We looked in detail at the care and support provided to three people who used the service, including their care records, audits on the running of the service, staff training, staff recruitment records and medicine administration records.
Updated
11 May 2017
Empathy Nursing and Social Care provides personal care and treatment for adults and children living in their own homes. On the day of the inspection the registered manager informed us that there were a total of 18 people receiving care from the service.
A registered manager was in place. A registered manager is a person who has registered with the Care Quality Commission to manage the service. Like registered providers, they are ‘registered persons’. Registered persons have legal responsibility for meeting the requirements in the Health and Social Care Act and associated Regulations about how the service is run. The previous inspection was carried out in March 2016 to follow up Warning Notices issued at the comprehensive inspection of November 2015 with regard to providing safe care and ensuring a quality service. We found the warning notices had been complied with.

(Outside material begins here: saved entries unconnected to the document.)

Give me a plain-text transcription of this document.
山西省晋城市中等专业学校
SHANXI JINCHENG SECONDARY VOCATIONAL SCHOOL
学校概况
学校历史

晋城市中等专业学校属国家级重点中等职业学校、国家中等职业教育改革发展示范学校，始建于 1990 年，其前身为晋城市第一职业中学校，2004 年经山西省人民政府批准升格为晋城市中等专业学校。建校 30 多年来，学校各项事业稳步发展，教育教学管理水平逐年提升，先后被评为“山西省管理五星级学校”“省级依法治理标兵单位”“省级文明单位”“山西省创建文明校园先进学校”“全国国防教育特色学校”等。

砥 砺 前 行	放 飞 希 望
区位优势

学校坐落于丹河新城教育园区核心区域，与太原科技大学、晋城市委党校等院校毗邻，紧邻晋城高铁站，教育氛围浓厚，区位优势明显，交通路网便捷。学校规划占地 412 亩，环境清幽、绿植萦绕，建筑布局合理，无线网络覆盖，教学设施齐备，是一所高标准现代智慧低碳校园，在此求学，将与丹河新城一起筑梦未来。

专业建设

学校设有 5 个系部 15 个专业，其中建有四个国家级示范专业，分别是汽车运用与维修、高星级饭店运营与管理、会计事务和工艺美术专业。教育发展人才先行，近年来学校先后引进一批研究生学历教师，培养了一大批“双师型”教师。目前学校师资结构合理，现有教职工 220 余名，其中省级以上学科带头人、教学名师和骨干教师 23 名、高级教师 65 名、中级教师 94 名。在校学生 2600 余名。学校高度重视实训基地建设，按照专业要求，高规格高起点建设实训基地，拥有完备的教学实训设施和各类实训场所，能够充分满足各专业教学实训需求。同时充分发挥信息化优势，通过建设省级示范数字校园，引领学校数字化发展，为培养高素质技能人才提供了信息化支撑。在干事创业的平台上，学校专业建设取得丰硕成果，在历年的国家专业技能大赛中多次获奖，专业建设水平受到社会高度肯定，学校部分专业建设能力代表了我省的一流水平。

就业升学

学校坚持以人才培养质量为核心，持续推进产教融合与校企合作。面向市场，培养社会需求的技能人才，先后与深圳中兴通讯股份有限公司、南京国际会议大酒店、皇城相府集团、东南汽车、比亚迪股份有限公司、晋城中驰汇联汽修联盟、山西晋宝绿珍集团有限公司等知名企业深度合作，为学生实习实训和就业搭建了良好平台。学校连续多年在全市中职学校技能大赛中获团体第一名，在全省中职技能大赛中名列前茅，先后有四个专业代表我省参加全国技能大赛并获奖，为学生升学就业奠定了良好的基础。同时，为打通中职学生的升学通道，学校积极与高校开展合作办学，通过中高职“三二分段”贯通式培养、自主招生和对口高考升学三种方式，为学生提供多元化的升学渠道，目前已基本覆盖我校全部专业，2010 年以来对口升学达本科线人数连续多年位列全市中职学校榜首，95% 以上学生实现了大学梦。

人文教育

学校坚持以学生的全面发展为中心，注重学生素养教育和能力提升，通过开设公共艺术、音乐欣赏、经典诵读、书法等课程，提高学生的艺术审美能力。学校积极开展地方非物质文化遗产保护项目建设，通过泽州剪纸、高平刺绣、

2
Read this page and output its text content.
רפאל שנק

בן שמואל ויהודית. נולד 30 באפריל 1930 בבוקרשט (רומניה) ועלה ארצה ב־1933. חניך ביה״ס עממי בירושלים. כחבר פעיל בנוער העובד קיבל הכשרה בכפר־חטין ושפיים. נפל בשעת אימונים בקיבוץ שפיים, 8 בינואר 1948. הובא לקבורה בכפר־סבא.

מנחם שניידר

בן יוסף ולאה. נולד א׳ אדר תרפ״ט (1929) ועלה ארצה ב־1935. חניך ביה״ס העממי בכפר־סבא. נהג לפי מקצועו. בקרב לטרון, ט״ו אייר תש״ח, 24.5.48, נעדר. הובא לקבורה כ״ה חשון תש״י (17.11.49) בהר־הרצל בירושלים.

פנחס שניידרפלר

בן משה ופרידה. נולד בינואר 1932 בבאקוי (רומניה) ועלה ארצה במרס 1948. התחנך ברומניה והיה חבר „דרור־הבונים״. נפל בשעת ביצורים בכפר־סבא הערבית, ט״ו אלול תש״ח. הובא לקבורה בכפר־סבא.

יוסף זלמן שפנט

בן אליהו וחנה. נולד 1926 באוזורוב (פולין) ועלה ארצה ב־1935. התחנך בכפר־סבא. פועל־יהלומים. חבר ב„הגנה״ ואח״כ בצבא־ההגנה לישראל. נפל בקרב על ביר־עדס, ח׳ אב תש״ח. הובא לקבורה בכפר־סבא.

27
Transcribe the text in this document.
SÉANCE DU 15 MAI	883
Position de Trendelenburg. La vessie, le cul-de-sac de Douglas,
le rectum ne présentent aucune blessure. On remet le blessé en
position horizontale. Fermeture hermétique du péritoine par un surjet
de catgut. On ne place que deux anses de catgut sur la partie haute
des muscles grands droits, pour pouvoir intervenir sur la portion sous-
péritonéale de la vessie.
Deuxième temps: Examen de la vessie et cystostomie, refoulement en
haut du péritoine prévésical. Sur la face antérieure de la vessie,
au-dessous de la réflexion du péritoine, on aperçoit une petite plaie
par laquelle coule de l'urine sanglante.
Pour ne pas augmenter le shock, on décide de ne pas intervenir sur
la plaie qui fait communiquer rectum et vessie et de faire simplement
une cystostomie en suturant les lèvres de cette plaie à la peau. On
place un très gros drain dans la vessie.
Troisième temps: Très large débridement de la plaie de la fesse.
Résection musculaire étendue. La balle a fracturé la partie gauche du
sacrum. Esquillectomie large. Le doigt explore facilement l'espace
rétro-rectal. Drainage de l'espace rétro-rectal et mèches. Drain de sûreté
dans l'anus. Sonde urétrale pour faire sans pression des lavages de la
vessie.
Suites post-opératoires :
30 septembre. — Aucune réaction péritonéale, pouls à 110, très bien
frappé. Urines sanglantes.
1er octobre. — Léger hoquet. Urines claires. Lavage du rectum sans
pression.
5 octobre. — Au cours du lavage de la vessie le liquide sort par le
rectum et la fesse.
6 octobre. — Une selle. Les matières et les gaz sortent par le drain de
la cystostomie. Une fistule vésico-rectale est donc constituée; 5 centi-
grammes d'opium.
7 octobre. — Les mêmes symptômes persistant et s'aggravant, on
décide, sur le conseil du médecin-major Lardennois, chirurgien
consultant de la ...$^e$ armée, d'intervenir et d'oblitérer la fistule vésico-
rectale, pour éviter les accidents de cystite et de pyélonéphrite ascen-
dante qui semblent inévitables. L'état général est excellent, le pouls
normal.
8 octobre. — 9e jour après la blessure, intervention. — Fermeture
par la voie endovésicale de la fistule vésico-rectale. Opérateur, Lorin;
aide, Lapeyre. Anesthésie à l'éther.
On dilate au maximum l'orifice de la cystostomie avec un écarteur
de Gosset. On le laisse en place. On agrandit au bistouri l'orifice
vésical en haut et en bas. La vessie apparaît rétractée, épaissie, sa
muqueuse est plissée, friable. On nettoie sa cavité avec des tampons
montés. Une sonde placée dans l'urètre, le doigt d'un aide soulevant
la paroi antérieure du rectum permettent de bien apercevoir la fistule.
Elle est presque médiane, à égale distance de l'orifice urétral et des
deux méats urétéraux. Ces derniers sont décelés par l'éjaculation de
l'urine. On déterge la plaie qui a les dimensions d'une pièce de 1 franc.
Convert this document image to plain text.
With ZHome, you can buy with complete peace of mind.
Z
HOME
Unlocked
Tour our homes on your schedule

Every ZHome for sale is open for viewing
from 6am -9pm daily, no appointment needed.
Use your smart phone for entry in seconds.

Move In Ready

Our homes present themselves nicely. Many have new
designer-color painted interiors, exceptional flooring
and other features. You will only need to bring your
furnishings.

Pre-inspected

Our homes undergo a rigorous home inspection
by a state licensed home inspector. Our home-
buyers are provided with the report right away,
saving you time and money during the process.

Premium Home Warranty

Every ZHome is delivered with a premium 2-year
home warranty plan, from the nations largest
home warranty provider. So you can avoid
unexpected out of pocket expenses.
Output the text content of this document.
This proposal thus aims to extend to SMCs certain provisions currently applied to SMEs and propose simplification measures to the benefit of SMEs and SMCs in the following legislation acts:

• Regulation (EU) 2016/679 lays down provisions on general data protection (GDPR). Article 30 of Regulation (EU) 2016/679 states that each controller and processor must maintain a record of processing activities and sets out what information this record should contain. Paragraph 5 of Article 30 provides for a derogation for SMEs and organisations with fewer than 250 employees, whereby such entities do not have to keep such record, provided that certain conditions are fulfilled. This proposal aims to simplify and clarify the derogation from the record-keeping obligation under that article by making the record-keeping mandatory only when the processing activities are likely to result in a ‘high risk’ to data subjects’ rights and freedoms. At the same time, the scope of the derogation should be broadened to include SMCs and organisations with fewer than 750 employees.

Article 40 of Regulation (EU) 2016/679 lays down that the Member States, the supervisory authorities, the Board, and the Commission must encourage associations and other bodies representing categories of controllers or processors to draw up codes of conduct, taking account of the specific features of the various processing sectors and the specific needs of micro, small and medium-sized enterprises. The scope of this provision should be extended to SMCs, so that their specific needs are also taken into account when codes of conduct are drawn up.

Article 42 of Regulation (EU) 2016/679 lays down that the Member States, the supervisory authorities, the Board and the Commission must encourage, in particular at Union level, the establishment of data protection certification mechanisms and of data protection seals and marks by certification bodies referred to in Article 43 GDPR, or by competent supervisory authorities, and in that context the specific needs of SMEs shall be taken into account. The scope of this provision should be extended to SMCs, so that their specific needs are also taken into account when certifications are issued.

At the last comprehensive inspection of November 2015, we asked the provider to take action to make improvements to people’s personal care, and this action has largely been completed.
People and relatives we spoke with told us they thought the service ensured that people received safe personal care. Staff had been trained in safeguarding (protecting people from abuse) and staff understood their responsibilities in this area.
We saw that medicines were, in the main, supplied safely and on time, to protect people’s health needs though improvements to records were needed.
Risk assessments were not always comprehensively in place to protect people from risks to their health and welfare. Staff recruitment checks were in place to protect people from receiving personal care from unsuitable staff.
Staff had received training to ensure they had skills and knowledge to meet people's needs, though this had not always covered some relevant issues.
Staff understood their responsibilities under the Mental Capacity Act 2005 (MCA) and Deprivation of Liberty Safeguards (DoLS) to allow, as much as possible, people to have effective choices about how they lived their lives, though assessments of people's capacity had not been in place to ensure people's ability to make decisions was comprehensively protected.
People and relatives we spoke with all told us that staff were friendly, kind, positive and caring. They told us they had been involved in making decisions about how and what personal care was needed to meet care needs.
Care plans were individual to the people using the service to ensure that their needs were met, though they did not include all relevant information such as people's past histories.
People and relatives told us they would tell staff or management if they had any concerns, they were confident these would be properly followed up. Evidence of complaints made had not always showed they had been properly investigated.
People and their relatives were satisfied with how the service was run. Staff felt they were supported in their work by the senior management of the service.
Management carried out audits in order to check that the service was meeting people's needs and to ensure people were provided with a quality service, though action was not always shown to be taken for some issues.